Natural Killer (NK) Cells

What are Natural Killer (NK) cells?

Natural killer (NK) cells are lymphocytes of the innate immune system. A key feature of NK cells is their ability to recognize a wide range of cells in distress [1], particularly tumor cells and cells infected with viruses. They combine both direct effector functions against their cellular targets and participate in the generation, shaping and maintenance of a multicellular immune response.

NK cells uses killing mechanism such as apoptosis (cell shrinkage) and necrosis (cell rupture) on unrecognizable cells. They also communicate with other immune cells, e.g. T cells and antigen presenting cells (APC), to alert them of the presence of “invaders”.

In layman terms, NK cells kill cells they do not recognize [2] (e.g. cancer cells, mutated cells, infected cells). They act as “immigration officers” or “policemen” in your own body by coming into contact with other cells and initiate “self – marker” recognition. Healthy cells containing proper “self-markers” are ignored by NK cells while infected/cancer cells lacking these “self-markers” trigger NK cell killing immediately upon contact. [3]

Beneficial effects from NK cells therapy include anti-cancer, boost immunity, reduction of allergies and dormant infections.

[1] Natural killer cell therapies. Nature. 2024 Feb;626(8000):727-736.
[2] Natural killer cell recognition of missing self. Nat Immunol. 2008 May;9(5):477-80.
[3] Functions of natural killer cells. Nat Immunol 9, 503–510 (2008)

Projects in progress

Stage of Development

Discovery Preclinical Phase I Phase II Phase III
Completed
Completed
Preparation

We have developed state of the art magnetic separation technique to isolate and purify untouched NK cells from whole blood.

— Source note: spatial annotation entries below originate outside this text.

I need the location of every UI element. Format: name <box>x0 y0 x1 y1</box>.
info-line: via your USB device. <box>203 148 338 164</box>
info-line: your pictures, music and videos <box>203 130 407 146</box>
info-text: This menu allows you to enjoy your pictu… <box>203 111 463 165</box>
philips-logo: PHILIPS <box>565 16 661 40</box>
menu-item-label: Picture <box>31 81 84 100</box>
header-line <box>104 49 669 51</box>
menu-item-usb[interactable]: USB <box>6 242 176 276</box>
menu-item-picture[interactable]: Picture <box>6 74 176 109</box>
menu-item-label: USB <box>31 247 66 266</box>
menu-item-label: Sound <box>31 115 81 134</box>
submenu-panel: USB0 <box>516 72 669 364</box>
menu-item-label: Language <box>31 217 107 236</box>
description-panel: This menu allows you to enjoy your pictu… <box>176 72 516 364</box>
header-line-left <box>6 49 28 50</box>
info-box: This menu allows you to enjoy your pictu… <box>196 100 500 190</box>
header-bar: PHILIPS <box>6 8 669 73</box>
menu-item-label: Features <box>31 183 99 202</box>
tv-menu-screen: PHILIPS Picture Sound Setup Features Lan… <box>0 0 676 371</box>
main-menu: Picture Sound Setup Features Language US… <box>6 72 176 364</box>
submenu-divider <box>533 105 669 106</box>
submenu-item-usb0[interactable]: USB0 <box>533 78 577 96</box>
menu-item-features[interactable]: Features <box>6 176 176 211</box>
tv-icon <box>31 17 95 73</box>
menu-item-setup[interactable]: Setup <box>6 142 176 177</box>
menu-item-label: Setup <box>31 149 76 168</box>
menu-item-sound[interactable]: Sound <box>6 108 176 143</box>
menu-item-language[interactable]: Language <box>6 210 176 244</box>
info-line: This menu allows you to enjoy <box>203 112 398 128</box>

Pure NK cells are expanded before subjected to detailed flow cytometry analysis.

NK(CD56+) cell quality of > 99% purity is consistently achieved in every isolation and expansion experiment. NK cells expanded using our proprietary protocol also increases the cytotoxicity of NK cells leading to higher potency.

Mechanism of Action

NK cells kill cells they do not recognize with 3 different mechanisms: Apoptosis (cell shrink until it implodes into smaller pieces), Necrosis (cell rupture, bursting out all internal structures) and Pyroptosis (cell perforated with holes, leaking out all internal structures)

Apoptosis: Cell Shrinkage

Necrosis: Cell rupture

Pyroptosis: Pore formation, cell leakage

NK Cells use cell surface markers to initiate recognition. Healthy cells contain markers to inhibit NK cell killing. Infected/cancer cells do not have those markers to stop NK cell killing. Some may even contain markers that trigger NK cell killing. NK cells are also able to alert other immune cells, e.g. T cells and antigen presenting cells (APC), to the presence of “invaders”.